S. epidermidis: LUB and BSM significantly increased the lag time while VTN decreased it compared to the PBS soaked control. There was a 35% increase (105 minutes) in lag time with LUB, a 30% increase with BSM (89 minutes), and a 2% decrease (6 minutes) with VTN. LUB and BSM increased the maximum specific growth rate while VTN decreased it and increased the asymptote while VTN decreased it. Though the increase in asymptote caused by LUB is statistically significant, the difference is so small as to not indicate a biological or clinical significance. Once again, a significant increase in lag time is seen with both LUB and BSM indicating that these proteins inhibited S. epidermidis from adapting to the environment and slowed the entry into the exponential phase.

Conclusions:

Lubricin significantly inhibited the ability of both S. aureus and S. epidermidis to attach and proliferate on surfaces. The most striking finding was the large increase in lag time. This is particularly significant because it may give the immune system and antimicrobials more time to clear the bacteria before an infection is established.

References:

[1] a) S. D. Puckett, E. Taylor, T. Raimondo and T. J. Webster, Biomaterials 2010, 31, 706-713; b) D. J. Weber, K. L. Hoffman, R. A. Thoft and A. S. Baker, Review of Infectious Diseases 1986, 8, 12-20.

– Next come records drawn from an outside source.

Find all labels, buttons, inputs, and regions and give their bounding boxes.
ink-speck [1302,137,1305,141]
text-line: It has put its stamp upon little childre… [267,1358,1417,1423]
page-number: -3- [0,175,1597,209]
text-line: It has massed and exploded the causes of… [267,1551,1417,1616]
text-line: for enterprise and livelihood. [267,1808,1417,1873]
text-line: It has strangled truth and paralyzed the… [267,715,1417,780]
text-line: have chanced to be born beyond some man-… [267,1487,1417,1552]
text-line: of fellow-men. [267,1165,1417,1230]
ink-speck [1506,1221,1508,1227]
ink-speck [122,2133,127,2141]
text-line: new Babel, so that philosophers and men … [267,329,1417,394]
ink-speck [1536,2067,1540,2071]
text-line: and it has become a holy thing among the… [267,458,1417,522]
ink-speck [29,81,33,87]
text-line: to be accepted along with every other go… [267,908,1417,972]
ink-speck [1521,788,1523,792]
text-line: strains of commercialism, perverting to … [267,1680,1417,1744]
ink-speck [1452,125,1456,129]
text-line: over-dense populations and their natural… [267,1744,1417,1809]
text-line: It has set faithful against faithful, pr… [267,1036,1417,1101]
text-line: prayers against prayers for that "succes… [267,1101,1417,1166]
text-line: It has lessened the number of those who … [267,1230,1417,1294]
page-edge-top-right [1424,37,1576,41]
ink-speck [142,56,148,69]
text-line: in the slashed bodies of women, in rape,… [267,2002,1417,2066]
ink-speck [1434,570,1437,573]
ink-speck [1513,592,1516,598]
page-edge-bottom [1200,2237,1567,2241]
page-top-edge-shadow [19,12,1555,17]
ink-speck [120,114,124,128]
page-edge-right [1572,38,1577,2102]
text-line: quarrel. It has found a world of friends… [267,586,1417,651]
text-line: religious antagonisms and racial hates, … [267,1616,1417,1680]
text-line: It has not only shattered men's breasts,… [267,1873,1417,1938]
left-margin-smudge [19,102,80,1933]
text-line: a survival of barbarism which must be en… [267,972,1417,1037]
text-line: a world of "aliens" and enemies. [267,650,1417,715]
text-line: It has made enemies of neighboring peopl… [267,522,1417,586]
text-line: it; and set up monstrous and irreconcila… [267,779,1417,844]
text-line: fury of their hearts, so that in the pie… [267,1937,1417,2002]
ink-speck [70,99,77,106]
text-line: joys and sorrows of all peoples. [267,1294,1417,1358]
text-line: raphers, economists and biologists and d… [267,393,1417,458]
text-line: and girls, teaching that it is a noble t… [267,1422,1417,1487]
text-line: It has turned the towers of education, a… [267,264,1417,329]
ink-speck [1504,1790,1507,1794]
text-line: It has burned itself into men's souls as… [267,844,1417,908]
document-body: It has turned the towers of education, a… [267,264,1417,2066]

[2] S. R. Gill, D. E. Fouts, G. L. Archer, E. F. Mongodin, R. T. DeBoy, J. Ravel, I. T. Paulsen, J. F. Kolonay, L. Brinkac, M. Beanan, R. J. Dodson, S. C. Daugherty, R. Madupu, S. V. Angiuoli, A. S. Durkin, D. H. Haft, J. Vamathevan, H. Khouri, T. Utterback, C. Lee, G. Dimitrov, L. Jiang, H. Qin, J. Weidman, K. Tran, K. Kang, I. R. Hance, K. E. Nelson and C. M. Fraser, J. Bacteriol. 2005, 187, 2426-2438.

[3] J. W. Costerton, P. S. Stewart and E. P. Greenberg, Science 1999, 284, 1318-1322.

[4] D. P. Chang, N. I. Abu-Lail, F. Guilak, G. D. Jay and S. Zauscher, Langmuir 2008, 24, 1183-1193.

[5] G. E. I. Aninwene, E. Taylor, D. Hall, A. Mei, G. D. Jay and T. J. Webster, MRS Online Proceedings Library 2012, 1417.

[6] M. L. Shuler and F. Kargi, Bioprocess Engineering: Basic Concepts (Second Edition), Prentice Hall PTR, Upper Saddle River, NJ, 2002, p.

[7] G. D. Jay, D. A. Harris and C.-J. Cha, Glycoconjugate Journal 2001, 18, 807-815.

[8] M. H. Zwietering, I. Jongenburger, F. M. Rombouts and K. Vantriet, Applied and Environmental Microbiology 1990, 56, 1875-1881.

[9] B. Singh, Y. C. Su and K. Riesbeck, Mol Microbiol 2010, 78, 545-560.